Having volunteered and personally worked with each of these organization's CEO's, I don't have a problem with their salaries. I know first-hand that they are "on call" 24/7 and their life is not their own. I also know the personal dedication that these CEO's have in helping people live, cope, and help build awareness with the disease; and of course, how they spend their research dollars wisely.

However, I DO have a problem with non-profits sitting on big reserve funds when (as paula says) "Time is not neutral" for those with Parkinson's.

Just cruise the big pharma annual reports, and this non-profit stuff is peanuts. Take a look-see at the CEO salaries of big drug companies. Hour-for-hour and based on job security (they can be let go in an overnight board meeting), most of them earn what they make (but not all). I judge how well they are doing by how much and what they invest in research, and also how much (or little) they donate to patient education or advocacy.

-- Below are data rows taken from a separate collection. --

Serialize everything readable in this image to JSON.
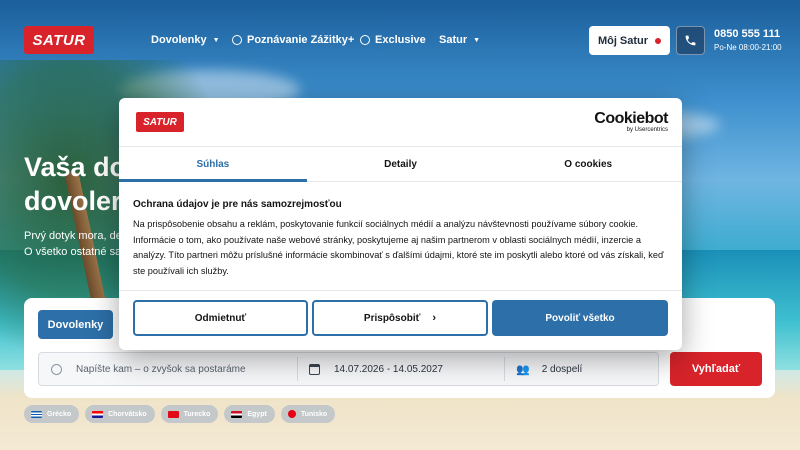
{
  "header": {
    "logo_text": "SATUR",
    "nav": [
      {
        "label": "Dovolenky",
        "has_caret": true
      },
      {
        "label": "Poznávanie Zážitky+",
        "icon": "globe-icon"
      },
      {
        "label": "Exclusive",
        "icon": "globe-icon"
      },
      {
        "label": "Satur",
        "has_caret": true
      }
    ],
    "account_label": "Môj Satur",
    "phone_number": "0850 555 111",
    "phone_hours": "Po-Ne 08:00-21:00"
  },
  "hero": {
    "title": "Vaša do\ndovoler",
    "subtitle": "Prvý dotyk mora, de\nO všetko ostatné sa"
  },
  "search": {
    "active_tab": "Dovolenky",
    "destination_placeholder": "Napíšte kam – o zvyšok sa postaráme",
    "dates": "14.07.2026 - 14.05.2027",
    "travellers": "2 dospelí",
    "submit_label": "Vyhľadať"
  },
  "chips": [
    {
      "label": "Grécko",
      "colors": [
        "#0d5eaf",
        "#ffffff"
      ]
    },
    {
      "label": "Chorvátsko",
      "colors": [
        "#ff0000",
        "#ffffff",
        "#171796"
      ]
    },
    {
      "label": "Turecko",
      "colors": [
        "#e30a17",
        "#e30a17"
      ]
    },
    {
      "label": "Egypt",
      "colors": [
        "#ce1126",
        "#ffffff",
        "#000000"
      ]
    },
    {
      "label": "Tunisko",
      "colors": [
        "#e70013",
        "#e70013"
      ]
    }
  ],
  "cookie_dialog": {
    "logo_text": "SATUR",
    "brand": "Cookiebot",
    "brand_by": "by Usercentrics",
    "tabs": [
      "Súhlas",
      "Detaily",
      "O cookies"
    ],
    "active_tab": "Súhlas",
    "heading": "Ochrana údajov je pre nás samozrejmosťou",
    "body": "Na prispôsobenie obsahu a reklám, poskytovanie funkcií sociálnych médií a analýzu návštevnosti používame súbory cookie. Informácie o tom, ako používate naše webové stránky, poskytujeme aj našim partnerom v oblasti sociálnych médií, inzercie a analýzy. Títo partneri môžu príslušné informácie skombinovať s ďalšími údajmi, ktoré ste im poskytli alebo ktoré od vás získali, keď ste používali ich služby.",
    "buttons": {
      "reject": "Odmietnuť",
      "customize": "Prispôsobiť",
      "allow_all": "Povoliť všetko"
    }
  },
  "colors": {
    "brand_red": "#d8232a",
    "accent_blue": "#2d6fa8"
  }
}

Someone once asked me what I thought a "man/woman of the collar" should make, referring to a priest/pastor/preacher. I borrowed the answer of a wise friend and replied, "Somewhere between what we pay a school janitor and a professional baseball player." It's all relevant to what one feels it is worth.

Peggy

PS - Just for the record, some of the links to the charities mentioned are a bit outdated. I used to be on PAN's board, and they no longer pay their founder a $100,000 salary.